The following question is from the discussion on Scattering Amplitudes and Feynman Diagrams (Chapter 10) in Srednicki's QFT.

For the connected correlation function, we have for the $\phi^3$ theory:

$$\langle 0 |\mathcal{T} \phi(x_1) \phi(x_2) \phi(x_1') \phi(x_2') | 0 \rangle = \delta_1\delta_2 \delta_{1'} \delta_{2'} i W |_{J=0}$$

Clearly, the lowest order contribution comes from the diagram with 4 sources -- with the sources removed. For the $\phi^3$ cubed theory, it is:

To find the the diagrams corresponding the the connected correlation function, we have to apply the derivatives to the 4 sources.
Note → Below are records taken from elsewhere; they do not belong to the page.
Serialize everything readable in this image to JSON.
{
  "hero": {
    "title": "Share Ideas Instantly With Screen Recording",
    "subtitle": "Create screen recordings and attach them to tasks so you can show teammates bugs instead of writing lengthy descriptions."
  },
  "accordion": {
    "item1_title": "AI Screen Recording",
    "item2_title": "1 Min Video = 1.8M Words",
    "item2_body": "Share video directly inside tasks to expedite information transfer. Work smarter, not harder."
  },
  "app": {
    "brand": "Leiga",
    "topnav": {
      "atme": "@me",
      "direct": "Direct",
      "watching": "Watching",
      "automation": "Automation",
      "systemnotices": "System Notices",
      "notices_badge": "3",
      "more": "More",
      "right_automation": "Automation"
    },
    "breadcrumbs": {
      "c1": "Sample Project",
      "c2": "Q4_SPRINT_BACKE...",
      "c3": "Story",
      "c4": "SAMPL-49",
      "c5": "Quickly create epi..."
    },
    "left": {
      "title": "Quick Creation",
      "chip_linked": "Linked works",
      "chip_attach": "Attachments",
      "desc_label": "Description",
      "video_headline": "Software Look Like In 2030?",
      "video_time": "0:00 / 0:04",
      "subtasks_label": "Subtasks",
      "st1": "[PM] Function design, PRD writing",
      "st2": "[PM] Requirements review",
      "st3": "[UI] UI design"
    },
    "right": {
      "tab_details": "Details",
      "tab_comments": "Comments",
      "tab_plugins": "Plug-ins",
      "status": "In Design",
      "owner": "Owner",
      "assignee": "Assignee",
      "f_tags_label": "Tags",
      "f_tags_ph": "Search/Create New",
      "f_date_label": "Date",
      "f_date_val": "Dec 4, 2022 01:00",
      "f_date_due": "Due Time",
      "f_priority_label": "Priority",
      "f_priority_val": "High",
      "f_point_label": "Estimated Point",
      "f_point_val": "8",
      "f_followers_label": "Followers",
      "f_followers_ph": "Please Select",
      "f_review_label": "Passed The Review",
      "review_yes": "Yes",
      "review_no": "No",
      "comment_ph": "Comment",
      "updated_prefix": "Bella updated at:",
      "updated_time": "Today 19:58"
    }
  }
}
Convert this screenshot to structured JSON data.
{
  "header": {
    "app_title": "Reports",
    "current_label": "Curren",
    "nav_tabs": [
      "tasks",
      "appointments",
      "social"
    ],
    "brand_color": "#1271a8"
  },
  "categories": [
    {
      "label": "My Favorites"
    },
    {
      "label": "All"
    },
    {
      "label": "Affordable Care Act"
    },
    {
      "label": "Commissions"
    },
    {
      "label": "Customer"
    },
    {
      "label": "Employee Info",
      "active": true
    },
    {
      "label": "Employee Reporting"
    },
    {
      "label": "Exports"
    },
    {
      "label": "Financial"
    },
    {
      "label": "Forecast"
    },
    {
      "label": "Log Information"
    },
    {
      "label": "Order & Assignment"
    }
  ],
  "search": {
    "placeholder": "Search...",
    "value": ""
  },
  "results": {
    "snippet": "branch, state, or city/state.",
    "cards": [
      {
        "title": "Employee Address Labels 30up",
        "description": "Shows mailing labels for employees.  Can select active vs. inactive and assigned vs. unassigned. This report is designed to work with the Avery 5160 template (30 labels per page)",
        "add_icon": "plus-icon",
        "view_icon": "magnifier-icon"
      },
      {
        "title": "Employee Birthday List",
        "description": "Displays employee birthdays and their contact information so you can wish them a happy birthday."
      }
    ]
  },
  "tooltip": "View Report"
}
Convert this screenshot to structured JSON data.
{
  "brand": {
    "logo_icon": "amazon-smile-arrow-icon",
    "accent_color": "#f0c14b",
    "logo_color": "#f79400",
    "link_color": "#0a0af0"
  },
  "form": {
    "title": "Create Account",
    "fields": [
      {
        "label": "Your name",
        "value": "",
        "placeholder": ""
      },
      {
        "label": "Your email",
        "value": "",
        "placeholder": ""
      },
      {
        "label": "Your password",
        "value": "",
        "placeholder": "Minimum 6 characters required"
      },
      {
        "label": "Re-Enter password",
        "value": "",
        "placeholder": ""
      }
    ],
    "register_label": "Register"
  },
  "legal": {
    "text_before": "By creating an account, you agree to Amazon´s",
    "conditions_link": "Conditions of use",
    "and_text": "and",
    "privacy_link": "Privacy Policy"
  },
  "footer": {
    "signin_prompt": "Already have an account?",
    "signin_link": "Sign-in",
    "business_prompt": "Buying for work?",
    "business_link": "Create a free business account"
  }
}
I get the part where we would have only 3 different set of diagrams -- instead of 24 (4! possible distributions of the derivatives) owing to the symmetry factor of the diagram (8).

The resulting diagrams are:

I'm not quite how these diagrams have been deduced -- especially the second and the third. In particular, I don't how to determine the 3 different diagrams and how to distribute the derivatives to get them.

It'd be great if someone could walk me through the process of getting these diagrams.